Por Don Patricio he empezado a conocer un poco la idiosincrasia del porteño: obstinado, peleonero, panadero, aficionado a lo que sea pero con toda la pasión, sarcástico y muy cordial. Hay días en los que no soporto que me pregunte lo mismo cada media hora. Que me diga Elizabeth, ¿necesitás otra frazada?, cuando ya le he respondido días anteriores que con las tres colchas que me dio estoy bien y que no me llamo Elizabeth. A la mañana siguiente viene y me dice, Elizabeth, ¿y todo esa plato es para vos sola o es para dos días? Cuando me ve huyendo para el cuarto con mi desayuno catracho. Pero en general no jode tanto. Quizás es solo su deshilachado instinto paternal, a juzgar por el recibimiento a su hijito gordito de treintainueve años, que le dio sus peores dolores de cabeza. Macrista hasta el final de los tiempos, está convencido que yo le creo todo lo que me dice. “Este país está así por falta de comunicación, yo le dicho a Macri que le diga al pueblo por qué le aumenta a las cosas. Que explique los ajustes que hace porque aquellos dos (Cristina y Néstor) se cagaron en todo.” Tomaría por tonto a don Pato si no fueran sus múltiples diplomas y reconocimientos en su estudio y en toda la casa, porque tiene una vasta y variada biblioteca y porque me encanta la música clásica que pone los domingos en la tarde aunque yo no tenga puta idea de quién es o son los artistas.

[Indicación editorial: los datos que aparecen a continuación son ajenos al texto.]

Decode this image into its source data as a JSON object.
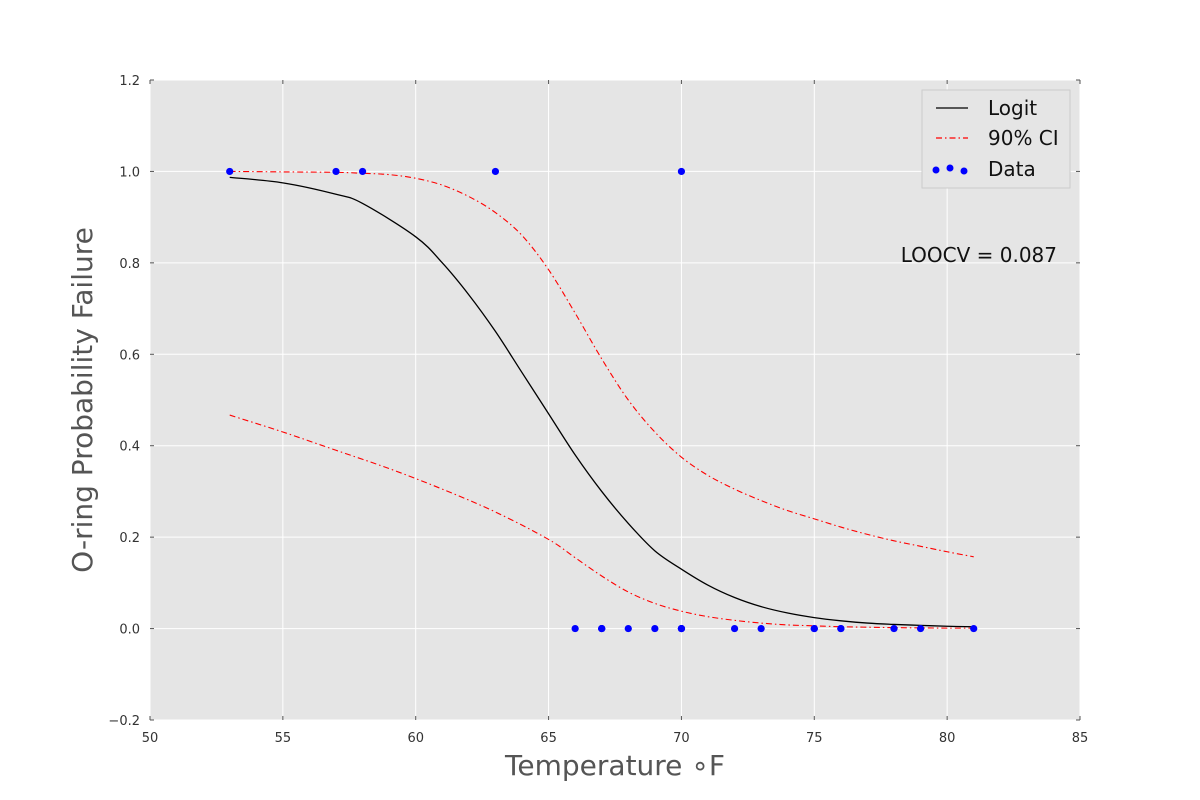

En casa viven otras dos personas además de Don Patricio y su hijo. Un colombiano y otro argentino de provincia. Antes que yo estaban dos venezolanas que solo vi de paso y me heredaron un aceite de girasol y un café de su país que aún no pruebo. El colombiano solo llega dos veces a la semana porque trabaja en Mendoza. El argentino siempre me pregunta lo que estoy cocinando con la esperanza que le convide algo pero yo me hago la loca. No es egoísmo, estoy aprendiendo a ser ahorrativa mientras encuentre un lugar donde comprar maseca sin que me saquen un ojo de la cara. Hoy no quiero hablar de finanzas y costos en esta ciudad porque me causa mucha tristeza. La otra roomie es Juana, la perra labrador de Don Patricio. Está obesa y todo el tiempo la ponen a dieta pero no le resulta. Puede oler un buen pedazo de carne a cien metros. Es una dulzura que le encanta posar cuando le sacan fotos.

En resumidas cuentas estoy bien, salvo por esos días que amanezco de nuevo en Tegucigalpa y todos sus vergueos. Cuando una noche de repente estoy llorando desconsoladamente sin saber con precisión el motivo, sólo lloro como si estuviera meando y necesitara vaciar el frasco.


Buenos Aires me ha recibido bien y yo la abrazo como puedo. Cada paso en sus avenidas me resulta magnífico, con ganas de ir más allá y comérmela de un solo bocado. No me ajustarán dos años para conocerla, ni tampoco diez. Estuve 25 años en Honduras y todavía ni la conozco ni la entiendo. Esta noche continuaré con mi ciclo de cine argentino. Ya dejé a un lado el libro de Borjes, porque me hacía caer en nostalgias absurdas, y de nostalgias ya tengo suficientes. Cada día me acostumbro más a leer las entrelíneas de Marx y lo que tratan de descifrar a Marx. El dolor en la espalda y el cuello no cede y no ayuda el ungüento que me dio Don Patricio. Ayer empecé a hacer abdominales porque increíblemente me está bajando la panza a pesar de toda la pizza y el jamón que le meto. Seguramente después tendré más chance de ver más para adentro y deshilar los dolores, por ahora solo quiero disfrutar a esta malvada maravillosa, a la gran ciudad de la furia.